MK tolak permohonan uji UU Pemilu

Penolakan disebabkan MK menilai permohonan pengujian tidak berlalasan menurut hukum.

Ketua Mahkamah Konstitusi (MK) Anwar Usman (tengah) didampingi Hakim Konstitusi (dari kiri) Suhartoyo, Aswanto, Saldi Isra dan I Dewa Gede Palguna memimpin sidang putusan perkara pengujian Undang-Undang Nomor 7 Tahun 2017 tentang Pemilihan Umum di Gedung MK, Jakarta, Kamis (28/3)./ Antara Foto

Mahkamah Konstitusi (MK) menolak permohonan pengujian Pasal 458 ayat (6) UU Nomor 7 Tahun 2017 terkait pendampingan advokat untuk penyelenggara pemilu yang digugat atau menjadi terlapor. Mahkamah menilai permohonan tersebut tidak beralasan menurut hukum. 

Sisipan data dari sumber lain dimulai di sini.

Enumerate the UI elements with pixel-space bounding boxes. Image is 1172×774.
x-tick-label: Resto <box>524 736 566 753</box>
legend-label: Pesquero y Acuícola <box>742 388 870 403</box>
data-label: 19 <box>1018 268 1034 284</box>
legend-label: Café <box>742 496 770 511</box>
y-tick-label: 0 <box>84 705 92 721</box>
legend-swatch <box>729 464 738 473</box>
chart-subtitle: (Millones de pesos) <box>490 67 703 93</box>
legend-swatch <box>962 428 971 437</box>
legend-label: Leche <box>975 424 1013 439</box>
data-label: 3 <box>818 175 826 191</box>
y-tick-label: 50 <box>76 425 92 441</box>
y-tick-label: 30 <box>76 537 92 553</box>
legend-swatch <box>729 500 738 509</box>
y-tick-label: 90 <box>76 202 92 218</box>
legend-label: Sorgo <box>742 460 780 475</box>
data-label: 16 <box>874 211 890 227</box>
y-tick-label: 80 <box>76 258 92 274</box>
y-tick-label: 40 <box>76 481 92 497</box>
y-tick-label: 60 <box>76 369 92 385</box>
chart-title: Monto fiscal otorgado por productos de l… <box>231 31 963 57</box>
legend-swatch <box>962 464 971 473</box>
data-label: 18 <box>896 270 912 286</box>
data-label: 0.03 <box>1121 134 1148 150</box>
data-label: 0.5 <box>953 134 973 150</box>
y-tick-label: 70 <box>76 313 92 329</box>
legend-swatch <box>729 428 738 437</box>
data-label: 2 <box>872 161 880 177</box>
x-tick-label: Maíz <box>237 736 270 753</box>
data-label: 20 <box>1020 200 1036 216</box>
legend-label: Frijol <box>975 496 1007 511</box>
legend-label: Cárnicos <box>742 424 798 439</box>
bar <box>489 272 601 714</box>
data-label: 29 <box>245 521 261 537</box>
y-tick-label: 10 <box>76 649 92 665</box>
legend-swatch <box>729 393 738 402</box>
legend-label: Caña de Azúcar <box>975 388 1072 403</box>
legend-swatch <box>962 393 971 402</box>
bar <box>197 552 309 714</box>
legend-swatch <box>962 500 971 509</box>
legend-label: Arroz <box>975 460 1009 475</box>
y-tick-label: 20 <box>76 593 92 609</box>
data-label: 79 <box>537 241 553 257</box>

"Amar putusan mengadili, menolak permohonan pemohon untuk seluruhnya," kata Ketua Majelis Hakim Konstitusi Anwar Usman saat membacakan amar putusan Mahkamah di Gedung Mahkamah Konstitusi Jakarta, Senin (15/4).

Pemohon perkara ini adalah advokat bernama Petrus Bala Pattayona. Ia mengajukan permohonan pengujian karena merasal pasal tersebut menyebabkan dirinya kehilangan pekerjaan, sehingga tak bisa mendapat imbalan atau pekerjaan. Pasal tersebut juga dinilai membuatnya kehilangan kepastian hukum dalam menjalankan hak dan kewajibannya sebagai kuasa hukum.

Sebelum mengajukan permohonan pengujian Pasal 458 ayat (6) UU Nomor 7 Tahun 2017 ini, bantuan hukum Petrus ditolak saat mendampingi kliennya yang menjalani persidangan di Dewan Kehormatan Penyelenggara Pemilu (DKPP).

Penolakan ini disebabkan penilaian Mahkamah bahwa permohonan yang diajukan Petrus tidak beralasan menurut hukum. Hal ini lantaran Pasal 458 ayat (6) UU Pemilu bukan ditujukan kepada subjek di luar penyelenggara pemilu.